« Attaque terrestre en Iran ? Des délires de l'ennemi » : à Téhéran, on n'est pas impressionné par les menaces américaines
Le commandant des gardes-frontières iraniens a réagi aux allégations concernant une invasion du pays et a précisé : « Nos frontières sont sûres - nous avons une abondance de soldats ». Parallèlement, le porte-parole de la direction du Parlement a critiqué l'« accord de La Mecque » signé entre l'Arabie saoudite, la Turquie et le Pakistan : « Un signe de défaite - compter sur le soutien de Washington : s'appuyer sur un mirage ».

Le commandant des gardes-frontières de la police iranienne, Ali-Akbar Javidan, a déclaré mercredi dans une interview à l'agence de presse Tasnim que « les allégations soulevées concernant la possibilité d'une attaque terrestre contre l'Iran sont délirantes ». Selon lui, les frontières de l'Iran sont sûres et solides, et les mouvements des ennemis ne pourront jamais nuire à la puissance et à la sécurité du pays.
« Pendant la guerre, les ennemis ont annoncé qu'ils vaincraient la République islamique en trois jours et ont mené des attaques étendues contre nos forces armées, tuant des commandants clés, mais aucune perturbation n'a été causée dans la structure et le fonctionnement des forces armées », a affirmé Javidan, précisant que la République islamique dispose d'une abondance de soldats et poursuit ses entraînements.
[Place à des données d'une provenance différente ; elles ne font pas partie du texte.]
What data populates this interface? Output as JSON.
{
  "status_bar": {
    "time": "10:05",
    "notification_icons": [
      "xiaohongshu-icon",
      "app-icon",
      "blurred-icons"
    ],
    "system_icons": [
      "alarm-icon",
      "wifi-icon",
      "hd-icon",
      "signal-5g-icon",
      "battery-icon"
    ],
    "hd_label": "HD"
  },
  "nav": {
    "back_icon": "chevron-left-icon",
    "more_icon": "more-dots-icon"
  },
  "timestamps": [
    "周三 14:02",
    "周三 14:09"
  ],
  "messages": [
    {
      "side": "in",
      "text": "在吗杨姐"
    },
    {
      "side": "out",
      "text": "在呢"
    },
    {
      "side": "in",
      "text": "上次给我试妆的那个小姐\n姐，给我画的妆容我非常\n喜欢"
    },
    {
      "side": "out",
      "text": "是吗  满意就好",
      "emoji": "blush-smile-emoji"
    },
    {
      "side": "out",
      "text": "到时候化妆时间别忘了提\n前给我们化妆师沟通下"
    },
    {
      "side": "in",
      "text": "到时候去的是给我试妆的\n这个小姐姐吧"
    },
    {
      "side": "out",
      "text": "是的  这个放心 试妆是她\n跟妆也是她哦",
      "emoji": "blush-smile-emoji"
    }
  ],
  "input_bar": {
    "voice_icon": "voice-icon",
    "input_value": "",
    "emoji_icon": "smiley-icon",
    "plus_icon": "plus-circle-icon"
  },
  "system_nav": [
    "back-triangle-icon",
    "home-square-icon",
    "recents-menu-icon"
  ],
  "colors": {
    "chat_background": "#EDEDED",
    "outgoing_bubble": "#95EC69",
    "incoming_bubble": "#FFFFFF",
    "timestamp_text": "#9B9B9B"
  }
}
Parallèlement, le porte-parole de la direction du Parlement iranien, Abbas Goudarzi, a critiqué lors d'une interview au site d'information « Didban Iran » l'« accord de défense de La Mecque » signé entre l'Arabie saoudite, la Turquie et le Pakistan, affirmant qu'il ne résoudrait aucun des problèmes de la région. « Les promesses de soutien de Washington sont un appui sur un mirage », a-t-il déclaré.
« Cet accord est un signe de défaite, de déclin et d'affaiblissement de la position des États-Unis dans la région. La présence de bases militaires américaines et la signature d'accords conjoints ne résolvent aucun problème ; au lieu de créer de la sécurité, elles nuisent à la sécurité et mettent en danger l'intégrité territoriale et les intérêts nationaux des pays », a ajouté Goudarzi.
Dans le cadre de l'échange de coups entre l'armée américaine et l'Iran, les forces américaines ont ouvert le feu hier sur un navire naviguant sous pavillon panaméen qui tentait de briser le blocus des ports iraniens, a déclaré une source américaine au Wall Street Journal. L'incident marque une aggravation de l'application du blocus alors que l'administration Trump tente d'accroître la pression économique sur l'Iran. Aucun blessé n'a été signalé. La source a indiqué qu'un hélicoptère de l'armée américaine a tiré sur le gouvernail du navire après que l'équipage a ignoré les avertissements des forces américaines.
Parallèlement, dans le contexte des négociations pour l'ouverture du détroit d'Ormuz, le ministre de la Défense du Pakistan a déclaré : « Nous nous rapprochons d'un accord entre les États-Unis et l'Iran », selon un rapport de Bloomberg. Le responsable pakistanais a indiqué que la situation évolue en faveur d'arrangements de paix. Cependant, le Wall Street Journal a rapporté que les médiateurs arabes craignent que les représentants de Téhéran n'aient pas assez de pouvoir pour garantir le respect de l'accord, les diplomates iraniens étant soumis à une forte pression de la part des Gardiens de la révolution et du camp radical pour obtenir des gains économiques immédiats.